For car parks outside the Auckland and Wellington CBD, it is unlikely that employee use of a car park outside of normal work hours will attract FBT, whatever the reason for the employee's use. That is, until the next round of tinkering with the FBT rules.

Examples

Jack is an employee of a business based in the Auckland CBD. His employer allows Jack (and three other employees) to park in any of four particular car parks on the firm's premises during work hours. A fringe benefit will arise because the car park is in the Auckland CBD.

By contrast, Jill is an employee of a business based in the Hamilton city centre. Jill's employer allocates for her sole use a car park on the firm's premises during work hours. Her salary is not affected by the provision of the car park. No fringe benefit will arise.

Brodie works in one of Auckland's outer suburbs and pays tax at the highest marginal personal tax rate. Brodie sacrifices pre-tax salary of $2,600 per year for the use of a secure car park on his employer's premises, to ensure the safety of his expensive sports car. Again, a fringe benefit will arise under the new rules due to the salary sacrifice.

Jacquie is an employee of a business based in the Wellington CBD, working Monday to Friday. Her employer allows Jacquie to use any of the firm's car parks only if she is required to work in the weekend. A fringe benefit will arise because the car park is in the Wellington CBD.

By contrast, Giles is an employee of a business based in the Dunedin city centre which rents a number of car parks from a commercial car park operator for $130 per month per park. Giles is permitted to use any of the firm's car parks outside normal work hours during the week and at any time in the weekends, for whatever purpose. No fringe benefit will arise. Further, even if Giles was allowed to use one of his employer's car parks during work hours, no fringe benefit will arise due to each car park not costing the employer more than $210 per month.

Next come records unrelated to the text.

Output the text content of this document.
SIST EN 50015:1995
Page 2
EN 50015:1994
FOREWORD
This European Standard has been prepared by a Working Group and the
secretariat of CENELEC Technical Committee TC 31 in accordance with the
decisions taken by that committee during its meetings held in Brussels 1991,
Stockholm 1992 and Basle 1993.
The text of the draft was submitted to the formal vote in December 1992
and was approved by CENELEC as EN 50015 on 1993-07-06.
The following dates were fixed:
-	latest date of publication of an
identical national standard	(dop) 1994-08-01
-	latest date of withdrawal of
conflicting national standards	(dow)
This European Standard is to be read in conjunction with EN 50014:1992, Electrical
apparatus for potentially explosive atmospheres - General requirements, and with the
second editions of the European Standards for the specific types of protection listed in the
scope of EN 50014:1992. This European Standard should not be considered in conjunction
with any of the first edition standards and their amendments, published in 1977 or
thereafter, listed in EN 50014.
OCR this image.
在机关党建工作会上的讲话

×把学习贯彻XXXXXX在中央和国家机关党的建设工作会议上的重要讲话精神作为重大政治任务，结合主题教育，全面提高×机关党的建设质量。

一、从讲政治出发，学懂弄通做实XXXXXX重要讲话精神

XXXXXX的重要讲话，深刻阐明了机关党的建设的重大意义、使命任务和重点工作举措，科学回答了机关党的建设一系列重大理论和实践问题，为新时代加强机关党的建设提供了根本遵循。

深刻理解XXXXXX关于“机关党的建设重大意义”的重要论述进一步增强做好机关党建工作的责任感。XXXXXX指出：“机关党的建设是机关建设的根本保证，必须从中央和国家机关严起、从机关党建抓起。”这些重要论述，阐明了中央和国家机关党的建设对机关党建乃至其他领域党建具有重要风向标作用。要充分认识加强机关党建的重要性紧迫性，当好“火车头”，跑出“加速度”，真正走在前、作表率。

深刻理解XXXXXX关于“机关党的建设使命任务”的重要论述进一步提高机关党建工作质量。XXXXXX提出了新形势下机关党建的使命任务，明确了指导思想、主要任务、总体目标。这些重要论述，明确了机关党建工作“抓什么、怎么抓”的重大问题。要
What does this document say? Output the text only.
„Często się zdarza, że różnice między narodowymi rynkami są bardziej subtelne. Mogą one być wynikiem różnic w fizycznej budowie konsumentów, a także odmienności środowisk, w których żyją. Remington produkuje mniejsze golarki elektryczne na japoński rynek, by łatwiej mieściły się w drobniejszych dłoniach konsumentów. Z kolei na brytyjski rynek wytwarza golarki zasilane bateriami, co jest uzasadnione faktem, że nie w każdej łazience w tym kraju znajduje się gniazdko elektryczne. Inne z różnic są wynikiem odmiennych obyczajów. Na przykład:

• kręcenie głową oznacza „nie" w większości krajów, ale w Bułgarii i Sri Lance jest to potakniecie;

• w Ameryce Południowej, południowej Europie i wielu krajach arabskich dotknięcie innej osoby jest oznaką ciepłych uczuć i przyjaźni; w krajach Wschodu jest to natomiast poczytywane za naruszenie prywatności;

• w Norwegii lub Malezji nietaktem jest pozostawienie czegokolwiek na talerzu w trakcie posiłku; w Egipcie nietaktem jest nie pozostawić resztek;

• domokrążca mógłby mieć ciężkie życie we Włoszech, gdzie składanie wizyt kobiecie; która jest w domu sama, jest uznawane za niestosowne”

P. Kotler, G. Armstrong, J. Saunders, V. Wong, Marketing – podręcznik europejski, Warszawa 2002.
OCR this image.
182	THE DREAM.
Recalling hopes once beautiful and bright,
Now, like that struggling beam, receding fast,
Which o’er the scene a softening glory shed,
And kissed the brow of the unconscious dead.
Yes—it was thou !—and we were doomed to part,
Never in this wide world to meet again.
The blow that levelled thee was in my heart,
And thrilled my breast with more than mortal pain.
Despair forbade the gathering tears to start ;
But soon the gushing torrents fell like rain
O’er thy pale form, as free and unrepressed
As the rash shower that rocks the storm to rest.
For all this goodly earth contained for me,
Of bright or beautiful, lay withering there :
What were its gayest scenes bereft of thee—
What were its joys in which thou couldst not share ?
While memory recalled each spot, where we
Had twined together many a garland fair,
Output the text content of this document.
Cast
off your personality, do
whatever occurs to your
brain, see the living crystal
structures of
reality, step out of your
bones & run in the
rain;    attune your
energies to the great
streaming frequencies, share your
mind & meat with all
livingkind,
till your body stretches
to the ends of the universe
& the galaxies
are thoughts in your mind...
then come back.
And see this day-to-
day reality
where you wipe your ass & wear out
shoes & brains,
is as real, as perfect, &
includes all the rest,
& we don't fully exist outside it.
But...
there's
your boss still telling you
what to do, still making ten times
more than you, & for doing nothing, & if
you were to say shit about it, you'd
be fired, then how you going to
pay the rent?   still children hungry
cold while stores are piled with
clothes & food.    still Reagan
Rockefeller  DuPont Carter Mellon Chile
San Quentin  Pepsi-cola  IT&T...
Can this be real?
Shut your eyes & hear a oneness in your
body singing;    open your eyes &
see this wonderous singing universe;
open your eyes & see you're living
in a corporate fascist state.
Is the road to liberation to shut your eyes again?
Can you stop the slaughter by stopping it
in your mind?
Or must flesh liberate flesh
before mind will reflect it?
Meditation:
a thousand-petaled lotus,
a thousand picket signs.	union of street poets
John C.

No New Tax is Ever Popular, but ...

The proposed rules will involve a level of complexity and compliance costs that, on any analysis, is disproportionate to the meagre additional tax revenue projected to be collected ($17m). There is a growing chorus of public opposition to the proposals, extending to formation of an FBT Action Group whose members include both the Employers and Manufacturers' Association and at least one trade union. It is hoped that, if the Government does not abandon the proposals completely, at least the Select Committee recommends they be significantly watered-down.